GHO will be entering a large and competitive market. According to CoinMarketCap, stablecoins account for $143 billion of the $860 billion global crypto market cap. Like Aave and MakerDAO, DAI, with a current market cap of $5.65 billion, will be GHO’s primary competitor. At the time of publication, the exact release date of GHO has not been announced.
After Terra LUNA’s catastrophic algorithmic stablecoin, UST, the regulators will be hot on the case of new stablecoins. While GHO is an over-collateralised stablecoin and not algorithmic, the regulator’s spotlight will be on Aave as the issuer, which could either make or break the protocol.
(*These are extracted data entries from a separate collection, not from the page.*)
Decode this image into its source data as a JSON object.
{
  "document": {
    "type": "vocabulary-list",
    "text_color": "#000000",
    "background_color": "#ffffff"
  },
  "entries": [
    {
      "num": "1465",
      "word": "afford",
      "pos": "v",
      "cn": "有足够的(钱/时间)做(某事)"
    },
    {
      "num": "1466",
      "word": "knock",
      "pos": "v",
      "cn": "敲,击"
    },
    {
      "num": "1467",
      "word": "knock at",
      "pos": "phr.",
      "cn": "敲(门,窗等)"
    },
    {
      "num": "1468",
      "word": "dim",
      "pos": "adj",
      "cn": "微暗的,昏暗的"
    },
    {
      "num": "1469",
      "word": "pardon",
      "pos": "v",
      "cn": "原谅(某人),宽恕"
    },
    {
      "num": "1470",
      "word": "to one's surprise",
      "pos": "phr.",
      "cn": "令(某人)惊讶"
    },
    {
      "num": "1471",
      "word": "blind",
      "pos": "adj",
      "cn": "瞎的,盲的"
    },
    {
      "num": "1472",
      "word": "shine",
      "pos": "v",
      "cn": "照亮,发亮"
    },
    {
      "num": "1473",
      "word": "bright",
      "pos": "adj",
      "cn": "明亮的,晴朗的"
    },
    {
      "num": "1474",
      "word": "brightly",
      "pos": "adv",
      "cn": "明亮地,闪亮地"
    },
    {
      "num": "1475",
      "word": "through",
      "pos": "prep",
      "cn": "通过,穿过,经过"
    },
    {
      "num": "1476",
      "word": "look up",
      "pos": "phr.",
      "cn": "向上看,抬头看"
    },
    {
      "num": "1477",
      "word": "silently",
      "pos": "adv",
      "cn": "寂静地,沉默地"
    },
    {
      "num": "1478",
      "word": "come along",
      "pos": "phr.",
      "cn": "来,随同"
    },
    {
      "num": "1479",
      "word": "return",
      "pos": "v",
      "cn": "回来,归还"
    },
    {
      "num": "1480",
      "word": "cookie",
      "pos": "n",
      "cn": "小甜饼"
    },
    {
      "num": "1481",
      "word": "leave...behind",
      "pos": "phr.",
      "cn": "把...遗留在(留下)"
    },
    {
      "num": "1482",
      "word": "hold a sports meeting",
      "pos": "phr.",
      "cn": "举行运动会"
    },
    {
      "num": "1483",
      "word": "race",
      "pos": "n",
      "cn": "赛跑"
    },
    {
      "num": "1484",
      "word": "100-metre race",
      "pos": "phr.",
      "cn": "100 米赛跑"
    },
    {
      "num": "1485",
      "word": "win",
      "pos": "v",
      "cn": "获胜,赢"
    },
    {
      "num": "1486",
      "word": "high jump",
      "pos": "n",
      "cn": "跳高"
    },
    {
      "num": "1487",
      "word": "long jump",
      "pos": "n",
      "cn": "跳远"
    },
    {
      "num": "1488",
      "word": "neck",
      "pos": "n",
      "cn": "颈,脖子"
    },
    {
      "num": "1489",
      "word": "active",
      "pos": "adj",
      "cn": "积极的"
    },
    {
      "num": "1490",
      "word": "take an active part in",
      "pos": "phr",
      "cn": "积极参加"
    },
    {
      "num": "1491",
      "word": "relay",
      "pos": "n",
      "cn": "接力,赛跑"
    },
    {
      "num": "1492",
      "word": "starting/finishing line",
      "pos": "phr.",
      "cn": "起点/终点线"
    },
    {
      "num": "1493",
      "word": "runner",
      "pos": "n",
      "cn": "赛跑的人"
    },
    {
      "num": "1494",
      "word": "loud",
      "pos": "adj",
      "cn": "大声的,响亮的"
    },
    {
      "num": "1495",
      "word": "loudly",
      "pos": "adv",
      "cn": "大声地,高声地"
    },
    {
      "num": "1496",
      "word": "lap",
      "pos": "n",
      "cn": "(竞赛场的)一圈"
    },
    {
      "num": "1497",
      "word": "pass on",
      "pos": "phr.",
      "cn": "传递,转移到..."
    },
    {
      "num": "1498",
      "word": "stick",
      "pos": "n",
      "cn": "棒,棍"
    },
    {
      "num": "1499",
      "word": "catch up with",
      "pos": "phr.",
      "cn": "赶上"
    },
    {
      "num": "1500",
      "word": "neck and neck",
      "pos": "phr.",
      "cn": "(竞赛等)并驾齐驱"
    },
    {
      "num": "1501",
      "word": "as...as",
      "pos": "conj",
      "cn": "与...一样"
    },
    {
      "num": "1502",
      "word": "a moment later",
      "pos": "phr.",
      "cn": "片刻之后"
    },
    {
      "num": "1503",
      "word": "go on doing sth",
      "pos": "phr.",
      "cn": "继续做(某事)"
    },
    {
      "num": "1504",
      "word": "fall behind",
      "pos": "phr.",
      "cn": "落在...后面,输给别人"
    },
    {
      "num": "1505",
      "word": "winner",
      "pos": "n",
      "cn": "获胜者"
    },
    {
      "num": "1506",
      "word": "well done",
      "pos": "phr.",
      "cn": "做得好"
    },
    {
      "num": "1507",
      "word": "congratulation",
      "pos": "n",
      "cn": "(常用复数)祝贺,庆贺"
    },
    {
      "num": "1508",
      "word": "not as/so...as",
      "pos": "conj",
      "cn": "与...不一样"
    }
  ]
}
Additionally, concerns have been raised on community forums that Aave might have spread its resources too thin by allocating funds to developing new features instead of improving on the base protocol. While this may be speculation, it does raise the question, will the protocol be more susceptible to a potential hack as more variables are needed to be accounted for?
Despite the concerns listed, Aave is undoubtedly among the best DeFi protocols available on the market. What particularly can either make or break Aave is its own stablecoin, GHO. If implemented successfully, GHO will either push AAVE to new all-time highs or attract heavy regulation. The latter outcome could be quite bearish for Aave, as regulation means KYC, which is against the ethos of DeFi. Regardless, if finance goliaths like JP Morgan have shown interest in the protocol, they must be doing something right.